The judgment by the U.S. District Court for the Western District of Michigan resolved the U.S. Department of Labor’s Sept. 7, 2023, complaint prompted by a Wage and Hour Division investigation into FLSA violations.

Specifically, the court found the restaurant chain and its owner:

  • Required tipped employees — who were paid using the tip credit — to surrender a portion of their cash and credit card tips to managers after each shift. Managers then redistributed these tips to nontipped employees, including kitchen staff.
  • Failed to pay tipped employees the federal minimum wage of $7.25 per hour.
  • Incorrectly paid tipped employees overtime based on the tip credit rate instead of the applicable minimum wage rate.
  • Failed to keep accurate records of employees’ hourly rates of pay and overtime wages due.

“If an employer claims the tip credit, tips may only be shared by employees who customarily receive tips as part of their wage compensation,” stated Mary O’Rourke, a Wage and Hour Division district director in Michigan. “There are specific legal rules for how tips must be distributed, how overtime is calculated and requiring the payment of minimum wage.
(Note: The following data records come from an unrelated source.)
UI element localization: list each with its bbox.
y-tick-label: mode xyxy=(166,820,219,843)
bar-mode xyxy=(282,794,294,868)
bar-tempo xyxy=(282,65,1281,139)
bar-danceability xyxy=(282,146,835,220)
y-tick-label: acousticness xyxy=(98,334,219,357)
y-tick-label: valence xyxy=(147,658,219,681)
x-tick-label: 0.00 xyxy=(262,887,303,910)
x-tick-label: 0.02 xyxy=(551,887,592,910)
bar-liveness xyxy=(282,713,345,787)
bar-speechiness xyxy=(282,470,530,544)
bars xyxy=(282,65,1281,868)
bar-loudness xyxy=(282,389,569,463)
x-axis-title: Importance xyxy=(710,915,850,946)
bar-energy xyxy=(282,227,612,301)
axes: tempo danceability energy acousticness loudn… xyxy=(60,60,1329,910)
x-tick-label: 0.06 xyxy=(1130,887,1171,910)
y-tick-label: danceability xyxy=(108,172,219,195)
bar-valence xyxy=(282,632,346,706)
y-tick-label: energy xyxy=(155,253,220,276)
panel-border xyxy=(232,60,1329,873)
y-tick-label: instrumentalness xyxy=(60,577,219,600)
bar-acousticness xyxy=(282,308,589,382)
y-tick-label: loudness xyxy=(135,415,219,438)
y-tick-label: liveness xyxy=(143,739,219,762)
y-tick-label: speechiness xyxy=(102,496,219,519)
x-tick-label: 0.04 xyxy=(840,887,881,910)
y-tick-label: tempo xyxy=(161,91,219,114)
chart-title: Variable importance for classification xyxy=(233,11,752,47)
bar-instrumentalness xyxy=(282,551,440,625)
Employers should verify that they are always following the law.”

IRS Nudges Standard Mileage Rate 3 Cents Higher

The Internal Revenue Service on Dec. 19 increased the optional standard mileage rate for automobiles driven for business purposes by 3 cents, starting on Jan. 1, 2025, while the mileage rates for vehicles used for other purposes will remain unchanged from 2024.

The standard mileage rates for the use of a car, van, pickup or panel truck are now:

  • 70 cents per mile driven for business use, up from 67 cents per mile in 2024.
  • 21 cents per mile driven for medical purposes, the same as in 2024.
  • 21 cents per mile driven for moving purposes for qualified active-duty members of the Armed Forces, unchanged from last year.
  • 14 cents per mile driven in service of charitable organizations, equal to the rate in 2024.

The rates apply to fully electric and hybrid automobiles, as well as gasoline and diesel-powered vehicles.

Indiana Court Rejects Employer’s Noncompete for Former COO

The Indiana Court of Appeals recently ruled a former chief operating officer at a medical fee collection company did not breach that employer’s noncompete agreements and nondisclosure provision when she took a job at a competitor.

In the case Med-1 Solutions, LLC v. Taylor, an employer group collectively referred to as RevOne Companies sought to enforce a series of noncompete contracts to stop former executive Jennifer Taylor from taking a job with a company that provides similar services.

According to court documents, Taylor had signed a noncompetition agreement in 2010 as a condition of her hiring and then signed a subsequent agreement in 2014 after being told it was required for her continued employment.

“We hold that, where an at-will employee signs a noncompetition agreement as a condition of their hiring and is later told to sign a new noncompetition agreement or they will be fired, the employee’s continued employment can serve as consideration for the latter agreement,” Judge Nancy Harris Vaidik wrote in the opinion document.